On 1/26/2021 11:00 PM, Michal Hocko wrote:
> On Fri 15-01-21 15:23:07, Xing Zhengjun wrote:
>> Hi,
>>
>> There is currently a bit of a debate about the kernel direct map. Does using
>> 2M/1G pages aggressively for the kernel direct map help performance? Or, is
>> it an old optimization which is not as helpful on modern CPUs as it was in
>> the old days? What is the penalty of a kernel feature that heavily demotes
>> this mapping from larger to smaller pages? We did a set of runs with 1G and
>> 2M pages enabled /disabled and saw the changes.
>>
>> [Conclusions]
>>
>> Assuming that this was a good representative set of workloads and that the
>> data are good, for server usage, we conclude that the existing aggressive
>> use of 1G mappings is a good choice since it represents the best in a
>> plurality of the workloads. However, in a *majority* of cases, another
>> mapping size (2M or 4k) potentially offers a performance improvement. This
>> leads us to conclude that although 1G mappings are a good default choice,
>> there is no compelling evidence that it must be the only choice, or that
>> folks deriving benefits (like hardening) from smaller mapping sizes should
>> avoid the smaller mapping sizes.
> 
> Thanks for conducting these tests! This is definitely useful and quite
> honestly I would have expected a much more noticeable differences.
> Please note that I am not really deep into benchmarking but one thing
> that popped in my mind was whethere these (micro)benchmarks are really
> representative workloads. Some of them tend to be rather narrow in
> executed code paths or data structures used AFAIU. Is it possible they
> simply didn't generate sufficient TLB pressure?
> 

The test was done on 4 server platforms with 11 benchmarks which 0day 
run daily. For the 11 different benchmarks that were used, echo 
benchmarks have a lot of subcases, so there was a total of 259 test 
cases. The test memory size for the 4 server platform ranges from 128GB 
to 512GB. Yes, some of the benchmarks tend to be narrow in executed code 
paths or data structures. So we run a total of 259 cases which include 
test cases in memory, CPU scheduling, network, io, and database, try to 
cover most of the code path. For the 11 benchmarks, some of them may not 
generate sufficient TLB pressure, but I think cases in vm-scalability 
and will-it-scale may generate sufficient TLB pressure. I have provided 
the test results for different benchmarks, if you are interested, you 
can see in the details of the test report: 
https://01.org/sites/default/files/documentation/test_report_for_kernel_direct_mapping_performance_0.pdf


> Have you tried to look closer on profiles of respective configurations
> where the overhead comes from?
>

The test cases selected from the 0day daily run cases, just use the 
different kernel settings;
Enable both 2M and 1G huge pages (up to 1G, so named to "1G" in the test 
report):
            no extra kernel command line need
Disable 1G pages (up to 2M, so named to 2M in the test report):
           add kernel command line "nogbpages"
Disable both 2M and 1G huge pages (up to 4k, so named to 4K in the test 
report):
           add kernel command line "nohugepages_mapping" (by debug patch)

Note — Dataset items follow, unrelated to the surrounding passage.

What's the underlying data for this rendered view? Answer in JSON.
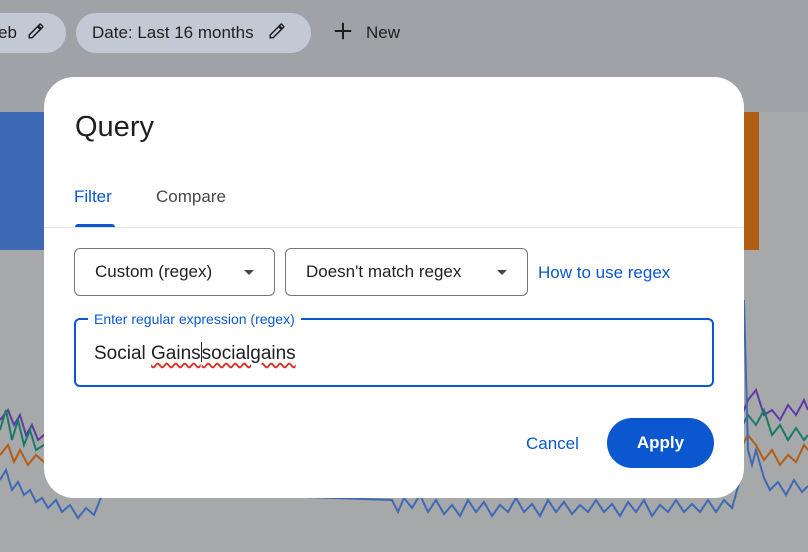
{
  "background": {
    "chips": [
      {
        "label": "eb"
      },
      {
        "label": "Date: Last 16 months"
      }
    ],
    "new_button": {
      "label": "New"
    },
    "chart_colors": {
      "blue": "#3e6ab5",
      "purple": "#5d3aa6",
      "teal": "#197a68",
      "orange": "#b25d14"
    }
  },
  "dialog": {
    "title": "Query",
    "tabs": [
      {
        "label": "Filter",
        "active": true
      },
      {
        "label": "Compare",
        "active": false
      }
    ],
    "filter_type_select": {
      "value": "Custom (regex)"
    },
    "match_select": {
      "value": "Doesn't match regex"
    },
    "help_link": "How to use regex",
    "regex_field": {
      "label": "Enter regular expression (regex)",
      "value_part1": "Social ",
      "value_part2": "Gains",
      "value_part3": "socialgains"
    },
    "cancel_label": "Cancel",
    "apply_label": "Apply"
  }
}
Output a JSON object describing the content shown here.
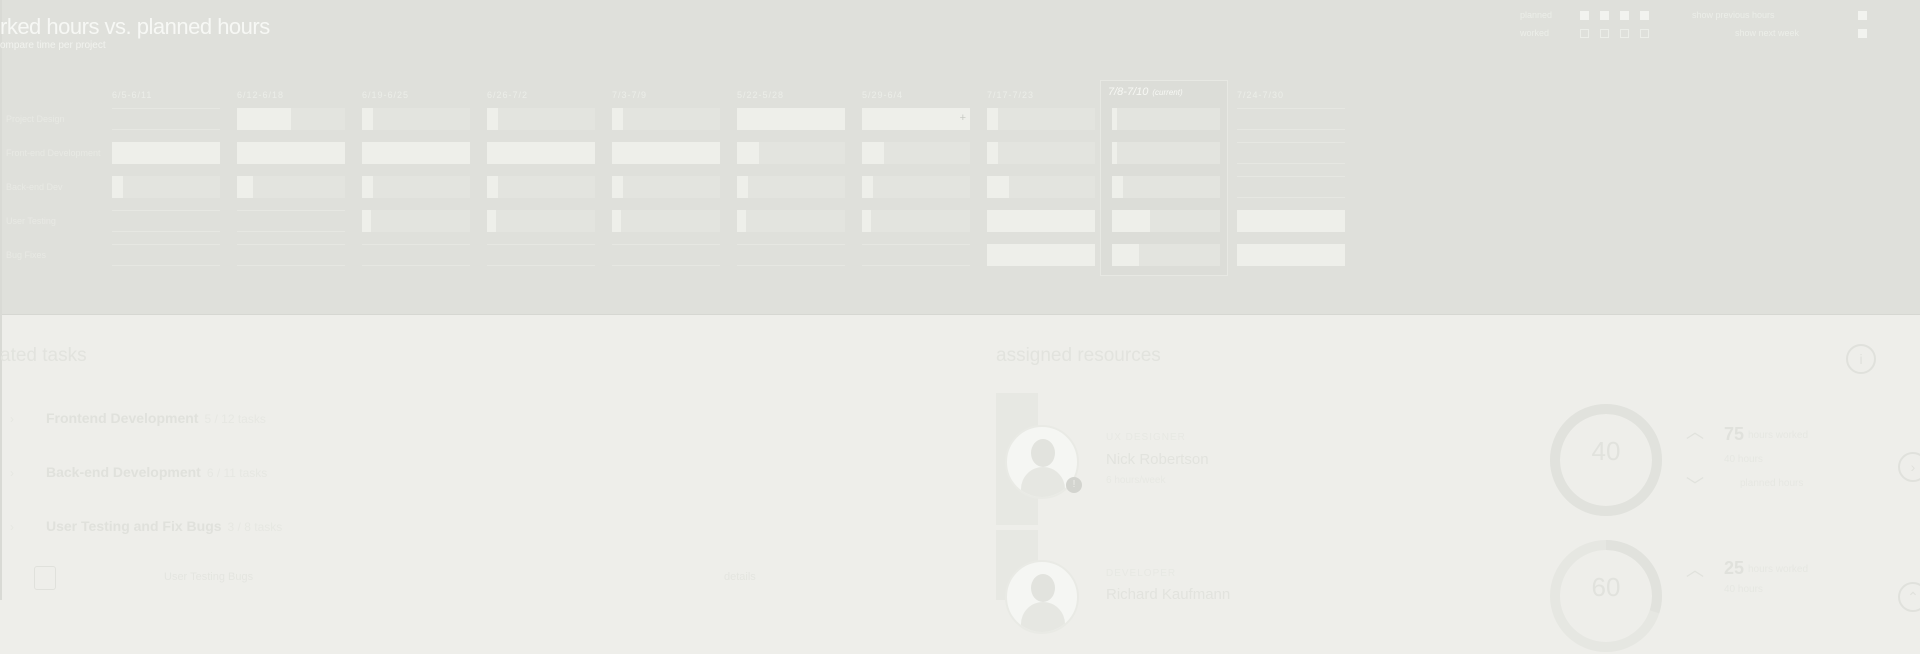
{
  "header": {
    "title": "rked hours vs. planned hours",
    "subtitle": "ompare time per project",
    "legend": {
      "planned_label": "planned",
      "worked_label": "worked",
      "show_previous_label": "show previous hours",
      "show_next_label": "show next week"
    }
  },
  "grid": {
    "columns": [
      "6/5-6/11",
      "6/12-6/18",
      "6/19-6/25",
      "6/26-7/2",
      "7/3-7/9",
      "5/22-5/28",
      "5/29-6/4",
      "7/17-7/23",
      "7/8-7/10",
      "7/24-7/30"
    ],
    "current": {
      "label": "7/8-7/10",
      "tag": "(current)"
    },
    "rows": [
      {
        "label": "Project Design",
        "fills": [
          0,
          0.5,
          0.1,
          0.1,
          0.1,
          1.0,
          1.0,
          0.1,
          0.05,
          0
        ]
      },
      {
        "label": "Front-end Development",
        "fills": [
          1.0,
          1.0,
          1.0,
          1.0,
          1.0,
          0.2,
          0.2,
          0.1,
          0.05,
          0
        ]
      },
      {
        "label": "Back-end Dev",
        "fills": [
          0.1,
          0.15,
          0.1,
          0.1,
          0.1,
          0.1,
          0.1,
          0.2,
          0.1,
          0
        ]
      },
      {
        "label": "User Testing",
        "fills": [
          0,
          0,
          0.08,
          0.08,
          0.08,
          0.08,
          0.08,
          1.0,
          0.35,
          1.0
        ]
      },
      {
        "label": "Bug Fixes",
        "fills": [
          0,
          0,
          0,
          0,
          0,
          0,
          0,
          1.0,
          0.25,
          1.0
        ]
      }
    ],
    "cell_plus": "+"
  },
  "tasks": {
    "section_title": "ated tasks",
    "items": [
      {
        "arrow": "›",
        "name": "Frontend Development",
        "meta": "5 / 12 tasks"
      },
      {
        "arrow": "›",
        "name": "Back-end Development",
        "meta": "6 / 11 tasks"
      },
      {
        "arrow": "›",
        "name": "User Testing and Fix Bugs",
        "meta": "3 / 8 tasks"
      }
    ],
    "footer": {
      "left": "User Testing Bugs",
      "right": "details"
    }
  },
  "resources": {
    "section_title": "assigned resources",
    "info_icon": "i",
    "people": [
      {
        "role": "UX DESIGNER",
        "name": "Nick Robertson",
        "sub": "6 hours/week",
        "gauge_value": "40",
        "gauge_fill": 1.0,
        "stat_top": "75",
        "stat_top_label": "hours worked",
        "stat_mid_label": "40 hours",
        "stat_bottom_label": "planned hours",
        "badge": "!"
      },
      {
        "role": "DEVELOPER",
        "name": "Richard Kaufmann",
        "gauge_value": "60",
        "gauge_fill": 0.3,
        "stat_top": "25",
        "stat_top_label": "hours worked",
        "stat_mid_label": "40 hours"
      }
    ],
    "side_button": "›"
  }
}
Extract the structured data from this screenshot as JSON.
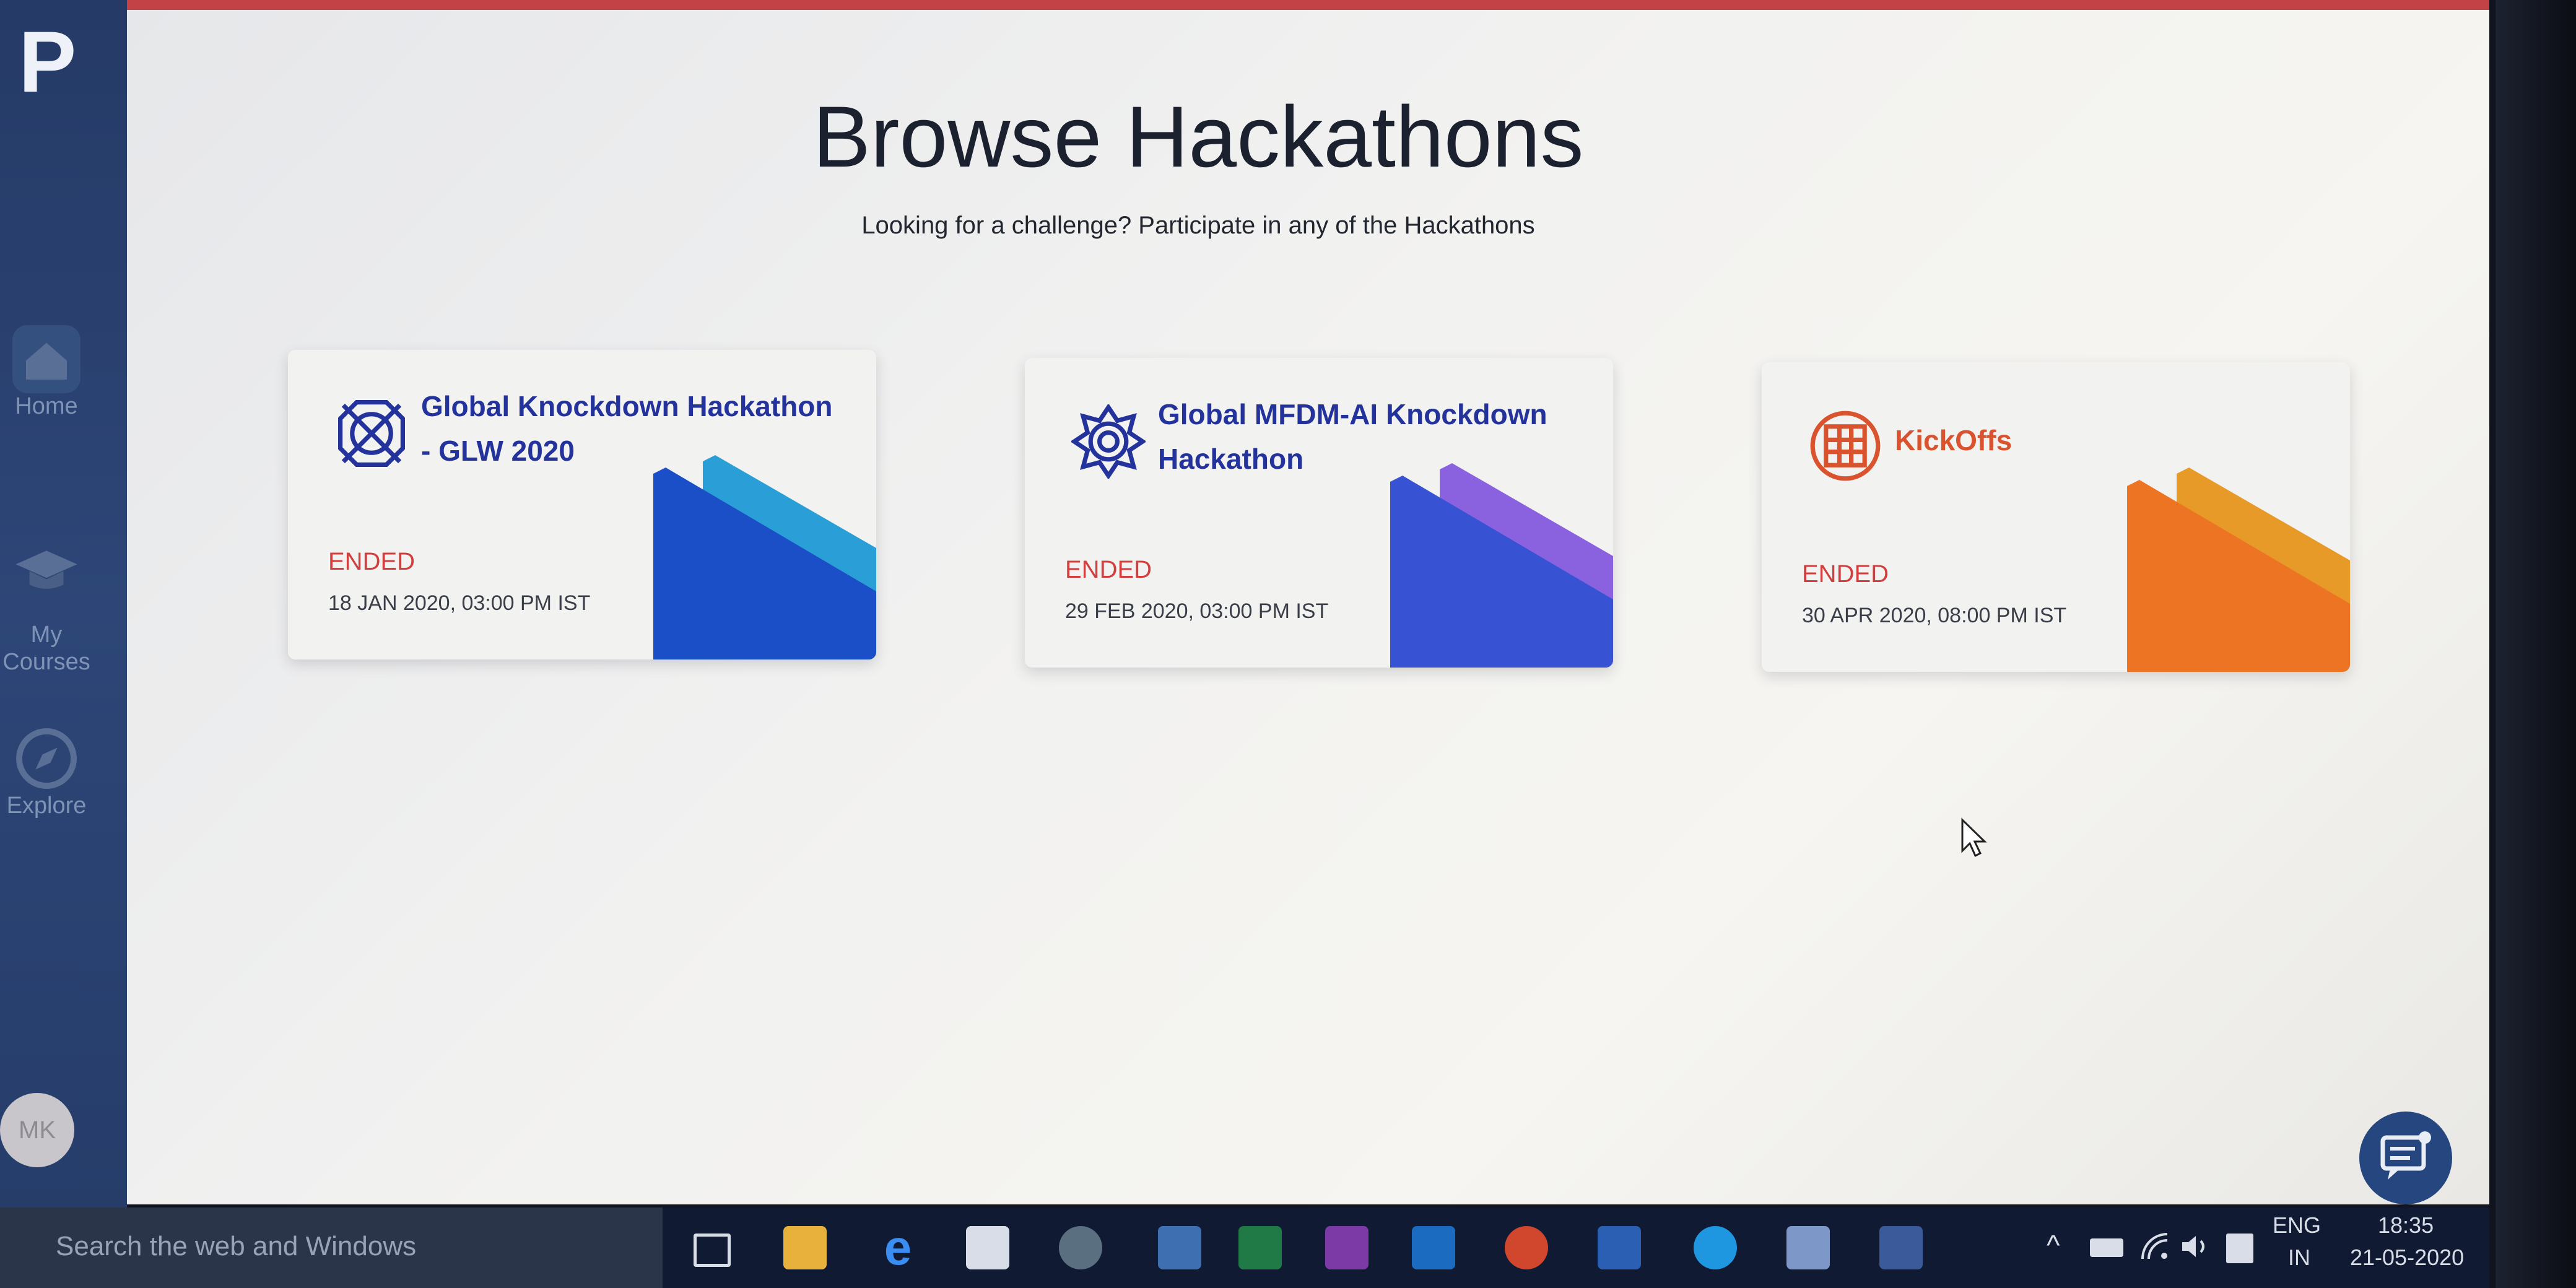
{
  "sidebar": {
    "brand": "P",
    "items": [
      {
        "label": "Home",
        "icon": "home-icon"
      },
      {
        "label": "My\nCourses",
        "icon": "graduation-cap-icon"
      },
      {
        "label": "Explore",
        "icon": "compass-icon"
      }
    ],
    "avatar": "MK"
  },
  "page": {
    "title": "Browse Hackathons",
    "subtitle": "Looking for a challenge? Participate in any of the Hackathons"
  },
  "cards": [
    {
      "title": "Global Knockdown Hackathon - GLW 2020",
      "status": "ENDED",
      "date": "18 JAN 2020, 03:00 PM IST",
      "title_color": "#24339b",
      "status_color": "#d23d3d",
      "deco_color_a": "#2a9ed6",
      "deco_color_b": "#1b4fc7"
    },
    {
      "title": "Global MFDM-AI Knockdown Hackathon",
      "status": "ENDED",
      "date": "29 FEB 2020, 03:00 PM IST",
      "title_color": "#24339b",
      "status_color": "#d23d3d",
      "deco_color_a": "#8a62e0",
      "deco_color_b": "#3852d4"
    },
    {
      "title": "KickOffs",
      "status": "ENDED",
      "date": "30 APR 2020, 08:00 PM IST",
      "title_color": "#d9532e",
      "status_color": "#d23d3d",
      "deco_color_a": "#e79a28",
      "deco_color_b": "#ec7422"
    }
  ],
  "taskbar": {
    "search_placeholder": "Search the web and Windows",
    "language": "ENG",
    "region": "IN",
    "time": "18:35",
    "date": "21-05-2020",
    "apps": [
      "task-view-icon",
      "file-explorer-icon",
      "edge-icon",
      "store-icon",
      "chrome-icon",
      "python-icon",
      "excel-icon",
      "onenote-icon",
      "outlook-icon",
      "powerpoint-icon",
      "word-icon",
      "skype-icon",
      "app-icon",
      "tata-icon"
    ]
  },
  "colors": {
    "accent_red": "#c34245",
    "sidebar_blue": "#2a426f",
    "chat_button": "#26467f"
  }
}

User spaces add THP enabled setting for all the three kernels (1G/2M/4K)
           transparent_hugepage:
               thp_enabled: always
               thp_defrag: always

During the test, we enabled some monitors, but the overhead should be 
not too big, most of the overhead should be the test cases themselves.
I will study some test cases to find the hotspot from which overhead 
comes from and provide it later if someone is interested in it.